The executive order also contains other significant requirements that concern protecting customers and other non-employees that may enter a worksite. The measure does not apply to federal government worksites located in the state, and religious institutions are exempt only to the extent that the application of the health and safety protocols would prohibit the free exercise of religion.

The state is establishing a process for accepting and investigating complaints about non-compliant employers. This process may include performing workplace inspections and issuing subpoenas for information. The state Commissioners of Health and Labor and Workforce Development will coordinate with relevant federal and state agencies, including OSHA, during this process. Penalties for employers who fail to comply may include closure orders, fines, and imprisonment for up to 12 months.

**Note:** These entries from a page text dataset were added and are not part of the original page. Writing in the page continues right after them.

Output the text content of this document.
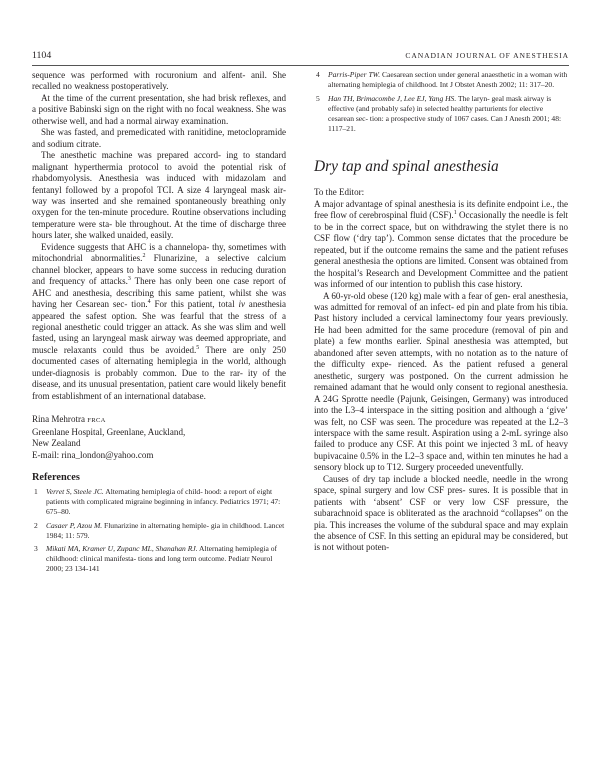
1104	CANADIAN JOURNAL OF ANESTHESIA

sequence was performed with rocuronium and alfent- anil. She recalled no weakness postoperatively.

At the time of the current presentation, she had brisk reflexes, and a positive Babinski sign on the right with no focal weakness. She was otherwise well, and had a normal airway examination.

She was fasted, and premedicated with ranitidine, metoclopramide and sodium citrate.

The anesthetic machine was prepared accord- ing to standard malignant hyperthermia protocol to avoid the potential risk of rhabdomyolysis. Anesthesia was induced with midazolam and fentanyl followed by a propofol TCI. A size 4 laryngeal mask air- way was inserted and she remained spontaneously breathing only oxygen for the ten-minute procedure. Routine observations including temperature were sta- ble throughout. At the time of discharge three hours later, she walked unaided, easily.

Evidence suggests that AHC is a channelopa- thy, sometimes with mitochondrial abnormalities.$^2$ Flunarizine, a selective calcium channel blocker, appears to have some success in reducing duration and frequency of attacks.$^3$ There has only been one case report of AHC and anesthesia, describing this same patient, whilst she was having her Cesarean sec- tion.$^4$ For this patient, total iv anesthesia appeared the safest option. She was fearful that the stress of a regional anesthetic could trigger an attack. As she was slim and well fasted, using an laryngeal mask airway was deemed appropriate, and muscle relaxants could thus be avoided.$^5$ There are only 250 documented cases of alternating hemiplegia in the world, although under-diagnosis is probably common. Due to the rar- ity of the disease, and its unusual presentation, patient care would likely benefit from establishment of an international database.

Rina Mehrotra FRCA
Greenlane Hospital, Greenlane, Auckland,
New Zealand
E-mail: rina_london@yahoo.com
References
1 Verret S, Steele JC. Alternating hemiplegia of child- hood: a report of eight patients with complicated migraine beginning in infancy. Pediatrics 1971; 47: 675–80.
2 Casaer P, Azou M. Flunarizine in alternating hemiple- gia in childhood. Lancet 1984; 11: 579.
3 Mikati MA, Kramer U, Zupanc ML, Shanahan RJ. Alternating hemiplegia of childhood: clinical manifesta- tions and long term outcome. Pediatr Neurol 2000; 23 134-141
4 Parris-Piper TW. Caesarean section under general anaesthetic in a woman with alternating hemiplegia of childhood. Int J Obstet Anesth 2002; 11: 317–20.
5 Han TH, Brimacombe J, Lee EJ, Yang HS. The laryn- geal mask airway is effective (and probably safe) in selected healthy parturients for elective cesarean sec- tion: a prospective study of 1067 cases. Can J Anesth 2001; 48: 1117–21.
Dry tap and spinal anesthesia

To the Editor:

A major advantage of spinal anesthesia is its definite endpoint i.e., the free flow of cerebrospinal fluid (CSF).$^1$ Occasionally the needle is felt to be in the correct space, but on withdrawing the stylet there is no CSF flow (‘dry tap’). Common sense dictates that the procedure be repeated, but if the outcome remains the same and the patient refuses general anesthesia the options are limited. Consent was obtained from the hospital’s Research and Development Committee and the patient was informed of our intention to publish this case history.

A 60-yr-old obese (120 kg) male with a fear of gen- eral anesthesia, was admitted for removal of an infect- ed pin and plate from his tibia. Past history included a cervical laminectomy four years previously. He had been admitted for the same procedure (removal of pin and plate) a few months earlier. Spinal anesthesia was attempted, but abandoned after seven attempts, with no notation as to the nature of the difficulty expe- rienced. As the patient refused a general anesthetic, surgery was postponed. On the current admission he remained adamant that he would only consent to regional anesthesia. A 24G Sprotte needle (Pajunk, Geisingen, Germany) was introduced into the L3–4 interspace in the sitting position and although a ‘give’ was felt, no CSF was seen. The procedure was repeated at the L2–3 interspace with the same result. Aspiration using a 2-mL syringe also failed to produce any CSF. At this point we injected 3 mL of heavy bupivacaine 0.5% in the L2–3 space and, within ten minutes he had a sensory block up to T12. Surgery proceeded uneventfully.

Causes of dry tap include a blocked needle, needle in the wrong space, spinal surgery and low CSF pres- sures. It is possible that in patients with ‘absent’ CSF or very low CSF pressure, the subarachnoid space is obliterated as the arachnoid “collapses” on the pia. This increases the volume of the subdural space and may explain the absence of CSF. In this setting an epidural may be considered, but is not without poten-
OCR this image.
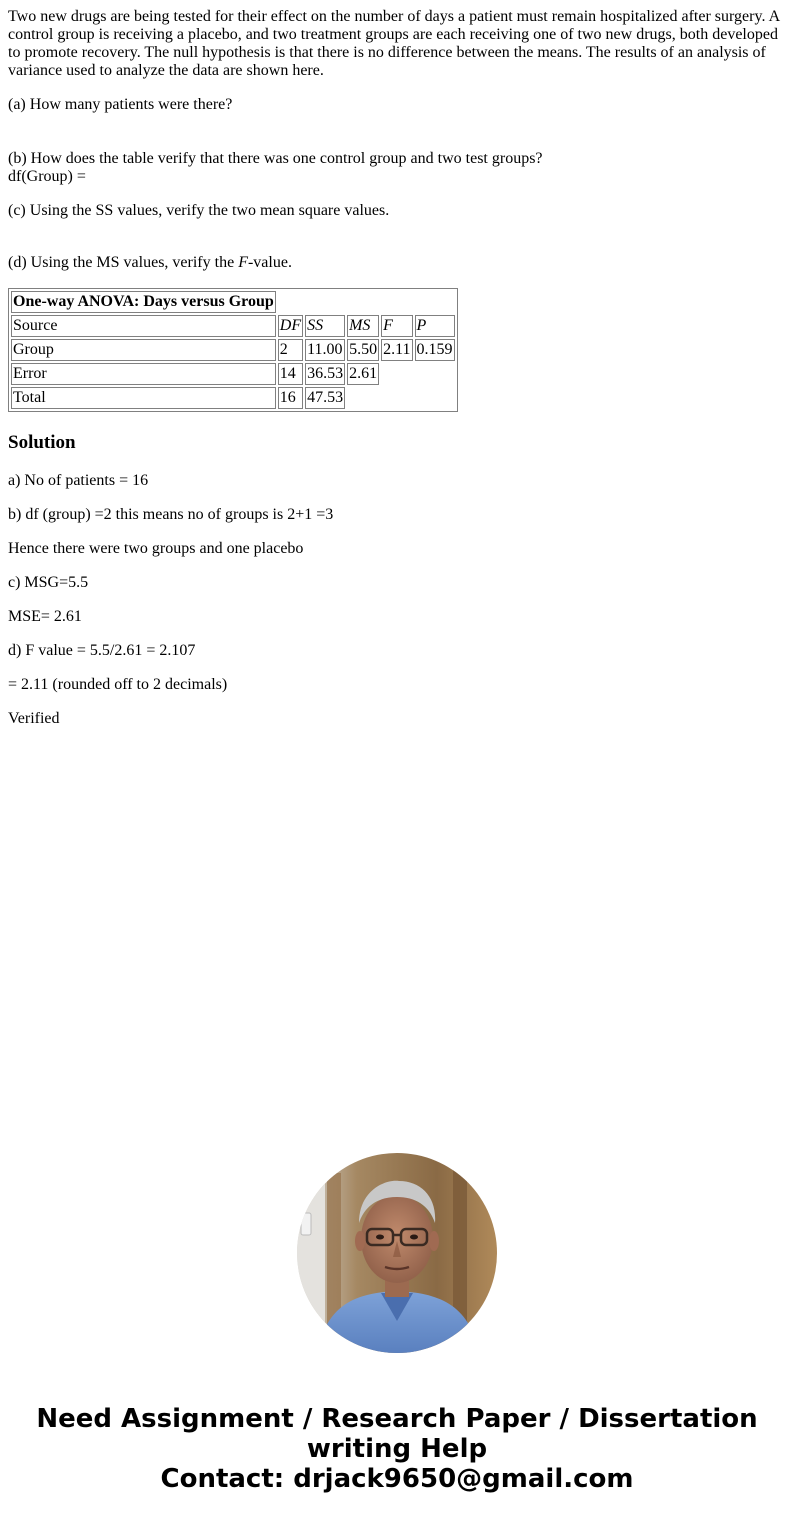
Two new drugs are being tested for their effect on the number of days a patient must remain hospitalized after surgery. A control group is receiving a placebo, and two treatment groups are each receiving one of two new drugs, both developed to promote recovery. The null hypothesis is that there is no difference between the means. The results of an analysis of variance used to analyze the data are shown here.

(a) How many patients were there?

(b) How does the table verify that there was one control group and two test groups?
df(Group) =

(c) Using the SS values, verify the two mean square values.

(d) Using the MS values, verify the F-value.

One-way ANOVA: Days versus Group					
Source	DF	SS	MS	F	P
Group	2	11.00	5.50	2.11	0.159
Error	14	36.53	2.61		
Total	16	47.53			
Solution

a) No of patients = 16

b) df (group) =2 this means no of groups is 2+1 =3

Hence there were two groups and one placebo

c) MSG=5.5

MSE= 2.61

d) F value = 5.5/2.61 = 2.107

= 2.11 (rounded off to 2 decimals)

Verified

Need Assignment / Research Paper / Dissertation
writing Help
Contact: drjack9650@gmail.com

Privacy and Nondiscrimination Concerns

One question raised by the executive order is if it triggers any legal concerns from a privacy or discrimination perspective. The federal Equal Employment Opportunity Commission enforces workplace anti-discrimination laws, including the federal Americans with Disabilities Act (ADA) and the Rehabilitation Act (which include the requirement for reasonable accommodation and nondiscrimination based on disability and rules about employer medical examinations and inquiries). According to them, these laws continue to apply during the COVID-19 pandemic. However, they do not interfere with or prevent employers from following the CDC or state/local public health authorities' guidelines and suggestions about steps employers should take regarding COVID-19. 

Also, Executive Order 192 specifies that employers must execute all requirements in a manner that is consistent with the confidentiality requirements of the ADA, NJLAD, and any other applicable laws. Employers also have to follow any other related guidance from the EEOC and the New Jersey Division on Civil Rights.

These measures all allow employers to take employees' temperatures and to do COVID-19 symptom checks onsite. Employers may also ask such employees if they are experiencing symptoms of the pandemic virus. The CDC states that employees who become ill with symptoms of COVID-19 should leave the workplace.

State and federal privacy and nondiscrimination measures do not interfere with employers following this advice. Furthermore, employers may ask for disability-related medical documentation regarding the state's mask requirement and require doctors notes from all employees diagnosed with COVID-19 before allowing them to return to work.

Employers do need to be mindful of federal requirements regarding the confidentiality of employee medical information. The ADA requires all medical information about a particular employee to be stored separately from the employee's personnel file to limit access to this confidential information. An employer may store all medical information related to COVID-19 in any existing medical files, but not their personnel file.

Information that must go in the separately stored employee medical record includes an employee's statement that he has the disease or suspects he has the disease, or the employer's notes or other documentation from questioning an employee about symptoms.